FLYBY – ⭐️⭐️⭐️ – adventurous musical/modern opera hybrid impresses but needs work to fully coalesce

Photograph by Alex Brenner

FLYBY

written and composed by Theo Jamieson

co-created and directed by Adam Lenson

Southwark Playhouse Borough, London – until 16 May 2026

running time: 1 hour 45 minutes no interval 

https://southwarkplayhouse.co.uk/productions/flyby/

Nobody could accuse director and creative technician Adam Lenson of lack of ambition.

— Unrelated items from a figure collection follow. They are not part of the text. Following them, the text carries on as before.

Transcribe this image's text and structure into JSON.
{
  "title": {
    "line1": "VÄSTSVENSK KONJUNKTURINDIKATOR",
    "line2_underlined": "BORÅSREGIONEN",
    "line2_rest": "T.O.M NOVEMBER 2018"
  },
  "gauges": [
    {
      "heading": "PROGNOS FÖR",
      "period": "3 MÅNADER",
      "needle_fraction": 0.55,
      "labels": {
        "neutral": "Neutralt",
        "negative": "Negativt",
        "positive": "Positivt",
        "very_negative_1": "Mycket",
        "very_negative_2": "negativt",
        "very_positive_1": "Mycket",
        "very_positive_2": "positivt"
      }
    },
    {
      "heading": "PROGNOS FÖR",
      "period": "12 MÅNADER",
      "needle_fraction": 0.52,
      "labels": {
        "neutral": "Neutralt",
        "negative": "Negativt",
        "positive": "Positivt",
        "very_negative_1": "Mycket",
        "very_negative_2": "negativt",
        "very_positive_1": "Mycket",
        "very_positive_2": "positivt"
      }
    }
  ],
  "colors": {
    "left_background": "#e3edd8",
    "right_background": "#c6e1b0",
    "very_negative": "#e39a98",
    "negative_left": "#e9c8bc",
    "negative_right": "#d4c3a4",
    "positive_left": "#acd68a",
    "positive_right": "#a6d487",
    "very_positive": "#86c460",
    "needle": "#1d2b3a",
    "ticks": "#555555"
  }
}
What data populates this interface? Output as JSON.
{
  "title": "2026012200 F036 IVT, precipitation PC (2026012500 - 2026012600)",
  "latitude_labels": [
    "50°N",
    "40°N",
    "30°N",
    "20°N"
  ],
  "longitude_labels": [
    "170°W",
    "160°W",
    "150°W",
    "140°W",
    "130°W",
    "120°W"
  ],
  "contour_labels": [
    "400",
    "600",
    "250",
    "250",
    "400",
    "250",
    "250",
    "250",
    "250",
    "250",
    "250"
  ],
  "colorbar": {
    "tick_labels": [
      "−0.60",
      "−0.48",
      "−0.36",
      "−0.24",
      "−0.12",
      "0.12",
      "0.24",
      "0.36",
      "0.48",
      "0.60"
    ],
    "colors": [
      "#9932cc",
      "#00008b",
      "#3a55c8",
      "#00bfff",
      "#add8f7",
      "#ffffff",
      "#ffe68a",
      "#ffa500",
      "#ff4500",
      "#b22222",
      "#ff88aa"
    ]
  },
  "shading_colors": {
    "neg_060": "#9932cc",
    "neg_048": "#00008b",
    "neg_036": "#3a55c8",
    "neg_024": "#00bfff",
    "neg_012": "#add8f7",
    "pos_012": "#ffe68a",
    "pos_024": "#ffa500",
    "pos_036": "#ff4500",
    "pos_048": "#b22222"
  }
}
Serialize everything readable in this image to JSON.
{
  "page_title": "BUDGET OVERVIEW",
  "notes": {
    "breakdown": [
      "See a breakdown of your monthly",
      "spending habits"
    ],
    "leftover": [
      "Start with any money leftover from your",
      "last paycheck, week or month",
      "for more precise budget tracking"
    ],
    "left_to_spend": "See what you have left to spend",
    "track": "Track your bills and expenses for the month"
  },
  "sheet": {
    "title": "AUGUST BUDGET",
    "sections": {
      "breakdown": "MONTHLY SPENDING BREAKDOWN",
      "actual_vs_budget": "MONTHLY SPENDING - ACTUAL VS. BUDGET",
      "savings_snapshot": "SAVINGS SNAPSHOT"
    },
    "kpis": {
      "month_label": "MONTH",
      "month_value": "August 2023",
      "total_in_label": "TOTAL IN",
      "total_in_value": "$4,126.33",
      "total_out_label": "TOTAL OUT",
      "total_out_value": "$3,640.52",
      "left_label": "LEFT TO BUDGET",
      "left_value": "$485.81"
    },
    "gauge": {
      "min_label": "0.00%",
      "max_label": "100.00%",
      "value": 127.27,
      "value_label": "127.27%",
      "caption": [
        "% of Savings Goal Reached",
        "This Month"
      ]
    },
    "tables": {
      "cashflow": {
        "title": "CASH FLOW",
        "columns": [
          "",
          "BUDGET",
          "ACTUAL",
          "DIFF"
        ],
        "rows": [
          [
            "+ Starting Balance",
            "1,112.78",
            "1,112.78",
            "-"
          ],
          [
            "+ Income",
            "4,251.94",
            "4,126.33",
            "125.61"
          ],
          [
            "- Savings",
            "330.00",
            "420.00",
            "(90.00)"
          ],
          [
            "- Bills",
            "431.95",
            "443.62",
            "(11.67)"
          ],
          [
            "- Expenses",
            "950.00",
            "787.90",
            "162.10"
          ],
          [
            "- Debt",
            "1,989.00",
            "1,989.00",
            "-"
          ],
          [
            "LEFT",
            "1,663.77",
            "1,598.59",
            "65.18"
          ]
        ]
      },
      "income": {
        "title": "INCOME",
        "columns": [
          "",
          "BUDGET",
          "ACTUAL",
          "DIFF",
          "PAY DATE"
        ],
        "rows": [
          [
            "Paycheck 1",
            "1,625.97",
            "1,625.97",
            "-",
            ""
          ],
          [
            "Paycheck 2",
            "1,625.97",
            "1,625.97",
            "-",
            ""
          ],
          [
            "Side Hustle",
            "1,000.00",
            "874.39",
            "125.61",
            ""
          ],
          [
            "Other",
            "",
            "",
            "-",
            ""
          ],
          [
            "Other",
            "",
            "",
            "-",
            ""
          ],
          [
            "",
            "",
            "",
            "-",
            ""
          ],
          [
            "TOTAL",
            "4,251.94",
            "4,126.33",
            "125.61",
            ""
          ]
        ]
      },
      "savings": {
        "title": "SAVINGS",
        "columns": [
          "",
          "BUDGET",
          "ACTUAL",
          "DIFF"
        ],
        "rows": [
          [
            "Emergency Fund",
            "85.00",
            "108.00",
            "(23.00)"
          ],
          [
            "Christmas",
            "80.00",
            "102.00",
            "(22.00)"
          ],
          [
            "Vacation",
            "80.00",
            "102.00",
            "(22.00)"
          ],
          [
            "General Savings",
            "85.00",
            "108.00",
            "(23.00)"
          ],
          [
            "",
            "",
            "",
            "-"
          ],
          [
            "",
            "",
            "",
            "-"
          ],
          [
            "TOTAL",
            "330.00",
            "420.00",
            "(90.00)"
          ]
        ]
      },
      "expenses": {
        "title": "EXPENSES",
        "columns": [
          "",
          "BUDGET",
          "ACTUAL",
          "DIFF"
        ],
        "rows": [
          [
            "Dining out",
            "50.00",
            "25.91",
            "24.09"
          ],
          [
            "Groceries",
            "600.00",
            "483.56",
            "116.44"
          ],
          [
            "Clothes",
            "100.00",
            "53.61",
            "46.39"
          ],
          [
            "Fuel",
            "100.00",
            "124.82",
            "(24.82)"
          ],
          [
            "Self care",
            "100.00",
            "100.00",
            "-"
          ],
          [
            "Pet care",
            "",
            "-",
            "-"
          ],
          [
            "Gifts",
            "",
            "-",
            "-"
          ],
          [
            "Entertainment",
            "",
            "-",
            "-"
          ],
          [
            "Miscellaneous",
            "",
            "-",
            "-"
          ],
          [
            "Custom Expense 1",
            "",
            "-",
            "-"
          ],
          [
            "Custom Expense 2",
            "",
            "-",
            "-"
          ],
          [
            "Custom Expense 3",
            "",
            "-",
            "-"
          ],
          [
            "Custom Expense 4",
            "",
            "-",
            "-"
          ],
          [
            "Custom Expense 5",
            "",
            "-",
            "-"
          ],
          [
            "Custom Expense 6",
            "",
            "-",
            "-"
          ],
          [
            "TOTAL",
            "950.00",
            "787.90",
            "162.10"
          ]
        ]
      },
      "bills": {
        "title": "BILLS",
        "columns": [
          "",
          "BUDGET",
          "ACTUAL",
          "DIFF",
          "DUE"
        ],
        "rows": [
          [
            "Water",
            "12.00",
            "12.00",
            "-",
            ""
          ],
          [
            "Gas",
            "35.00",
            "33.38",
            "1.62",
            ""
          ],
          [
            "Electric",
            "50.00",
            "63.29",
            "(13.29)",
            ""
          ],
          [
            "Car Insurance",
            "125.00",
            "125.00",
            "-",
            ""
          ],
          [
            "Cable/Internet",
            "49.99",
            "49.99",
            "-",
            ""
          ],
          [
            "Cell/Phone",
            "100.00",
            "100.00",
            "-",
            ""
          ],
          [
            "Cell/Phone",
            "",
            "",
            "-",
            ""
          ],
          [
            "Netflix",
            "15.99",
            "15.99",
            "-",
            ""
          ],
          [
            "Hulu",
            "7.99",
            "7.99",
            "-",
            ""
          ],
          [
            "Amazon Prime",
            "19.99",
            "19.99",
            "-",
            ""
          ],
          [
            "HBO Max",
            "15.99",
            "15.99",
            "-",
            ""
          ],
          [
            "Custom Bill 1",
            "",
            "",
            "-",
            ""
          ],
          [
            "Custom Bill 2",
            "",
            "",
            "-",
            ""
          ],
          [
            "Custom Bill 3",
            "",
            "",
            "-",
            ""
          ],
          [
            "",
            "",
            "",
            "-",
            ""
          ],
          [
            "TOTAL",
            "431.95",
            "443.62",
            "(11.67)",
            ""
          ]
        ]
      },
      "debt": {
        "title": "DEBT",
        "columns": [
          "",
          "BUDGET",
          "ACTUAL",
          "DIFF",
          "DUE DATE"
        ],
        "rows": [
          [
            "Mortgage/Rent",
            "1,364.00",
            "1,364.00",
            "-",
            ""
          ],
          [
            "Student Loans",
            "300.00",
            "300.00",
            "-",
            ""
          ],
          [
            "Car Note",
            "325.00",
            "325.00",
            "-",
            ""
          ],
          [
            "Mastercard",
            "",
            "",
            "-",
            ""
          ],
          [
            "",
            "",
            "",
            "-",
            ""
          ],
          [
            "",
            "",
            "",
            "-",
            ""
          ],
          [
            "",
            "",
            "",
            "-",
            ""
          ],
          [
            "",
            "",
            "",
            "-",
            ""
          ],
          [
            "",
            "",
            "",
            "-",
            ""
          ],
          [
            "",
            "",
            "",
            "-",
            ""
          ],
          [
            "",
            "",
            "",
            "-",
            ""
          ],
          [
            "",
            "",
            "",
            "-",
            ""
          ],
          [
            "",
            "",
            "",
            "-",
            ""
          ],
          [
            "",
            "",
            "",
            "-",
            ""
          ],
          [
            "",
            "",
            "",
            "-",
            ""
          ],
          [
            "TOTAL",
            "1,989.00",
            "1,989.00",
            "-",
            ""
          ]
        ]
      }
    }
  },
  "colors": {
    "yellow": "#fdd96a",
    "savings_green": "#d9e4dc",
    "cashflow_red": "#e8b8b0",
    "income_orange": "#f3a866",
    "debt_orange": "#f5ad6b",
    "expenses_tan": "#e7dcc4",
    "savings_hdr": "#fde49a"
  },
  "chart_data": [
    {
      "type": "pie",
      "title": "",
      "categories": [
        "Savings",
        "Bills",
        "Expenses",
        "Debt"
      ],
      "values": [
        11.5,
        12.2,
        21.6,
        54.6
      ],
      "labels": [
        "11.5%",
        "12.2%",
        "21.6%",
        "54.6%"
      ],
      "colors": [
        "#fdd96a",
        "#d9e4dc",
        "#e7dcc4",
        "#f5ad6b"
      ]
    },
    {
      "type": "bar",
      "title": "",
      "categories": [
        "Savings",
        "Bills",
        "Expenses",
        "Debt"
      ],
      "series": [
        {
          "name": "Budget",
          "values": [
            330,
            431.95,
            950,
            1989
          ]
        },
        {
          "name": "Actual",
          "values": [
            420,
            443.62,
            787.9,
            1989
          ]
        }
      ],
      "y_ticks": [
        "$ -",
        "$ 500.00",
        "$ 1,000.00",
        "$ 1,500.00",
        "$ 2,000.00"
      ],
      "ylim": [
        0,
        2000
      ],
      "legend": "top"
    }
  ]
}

He constantly pushes the boundaries of musical theatre, his output ranging from a reclamation of Kander and Ebb’s esteemed Broadway flop The Rink at Southwark Playhouse, and the Brontë sisters set to emo-rock (Wasted at the same address) to a deeply personal reflection on illness and life choices (Anything That We Wanted To Be at the Edinburgh Fringe). He also helmed the UK premieres of Adam Gwon’s Ordinary Days (Trafalgar Studios…remember them?!) and Michael John LaChiusa’s Little Fish at Finborough, a pair of quirky, artsy small scale American musicals whose shadows hang subtly over FlyBy.

That’s not to suggest that there’s anything unoriginal about this rogue collaboration between Lenson and writer-composer Theo Jamieson, it’s one of the most unconventional musicals I’ve seen in a lifetime of theatregoing. But it undoubtedly owes more in terms of style and content to the off-centre avant garde creations of NYC MT artists who march to the beat of their own drums, than it does to the work of West End and Broadway creatives aiming at the more mass-populist West End and Broadway markets. It has some wondrous things in it, but equally it has plenty to ponder over.

For starters, there’s the story. Put simply, young couple Daniel (Stuart Thompson) and Emily (Poppy Gilbert) split up pretty traumatically so he heads off into the further reaches of Outer Space (were there no air fares available to a distant corner of this planet?!) leaving her to record increasingly desperate messages of apology on his voicemail. It’s a bizarre premise, and Lenson’s production begins with a trio of scientific types (Rupert Young, Gina Beck, Simbi Akande) pontificating over Daniel’s motivations and looking back to the lead-up of events to his interplanetary breakdown. 

The chronological order of this tall tale is deliberately messed about with so you have to be pretty on-the-ball to work out where in the relationship any given scene is occurring. Few young actors are as fine as Thompson (the Almeida Spring Awakening, the Globe Ghosts and last year’s Radiant Boy here at Southwark) at creating fragile young men with rich but tormented inner lives and he is as good as possible here, but the writing doesn’t give him much to work with. Gilbert fares worse with the damaged but curiously unsympathetic Emily, coming across as mostly shouty and strident in the book scenes. You mainly find yourself hoping her voice will hold out for the run.

There’s a shimmering evanescence to Jamieson’s music, by turns delicate then bombastic, that sometimes recalls the current Broadway smash Maybe Happy Ending. It’s not exactly tuneful but, in Jamieson’s own orchestration, it is powerfully theatrical at times and occasionally it’s really gorgeous. His lyrics are terse and effective, but periodically nod at the anything-for-a-rhyme school of songwriting that does nobody any favours, not least Emily whose big solo sees her describing herself as “a killer, an Attila the Hun, an army of one” which is…unfortunate. Some sections even veer towards rap and work surprisingly well.

Lenson is responsible for the dazzling video design which sees Libby Todd’s simple but attractive set transformed into a hotel room, the sky at night, the interior of a space capsule, and endless banks of ever-increasing data. Visually and aurally, this production is mostly a real treat. Ben Kubiak’s accomplished six piece band are sometimes glimpsed behind the gauzy backdrop, and Ben Jacobs’ lighting is genuinely transformative.

As the trio of observers who form a kind of boffins Greek chorus sometimes breaking off to play subsidiary characters, Young, Beck and Akande all have potent presences with voices to match. Akande is the most underused but has a unique grace and authority; Young does grand work as Emily’s slippery, manipulative father, while Beck, who’s incapable of giving a bad performance, brings a touching brittleness to her betrayed mother. 

In its present form, FlyBy feels too esoteric and unfocused to fully satisfy. Giving Daniel the surname Defoe is a cute literary joke but such whimsy as this, and the frankly bizarre ending which features a life-size sea turtle for reasons too random to go into here, doesn’t coalesce with the examination of past trauma and a failing relationship. As written here, Emily and Daniel are (whisper it) just not that interesting, and that’s a problem in a show so centred on them. It’s just pretty hard to care.

For all its flaws though, FlyBy is legitimately trying to advance music theatre as a form and that needs to be acknowledged and applauded. It needs extensive work to give it more human interest and dramatic drive; not every show needs to be delightful or even comprehensible to all, but currently this musical/modern opera hybrid is more frustrating than engaging.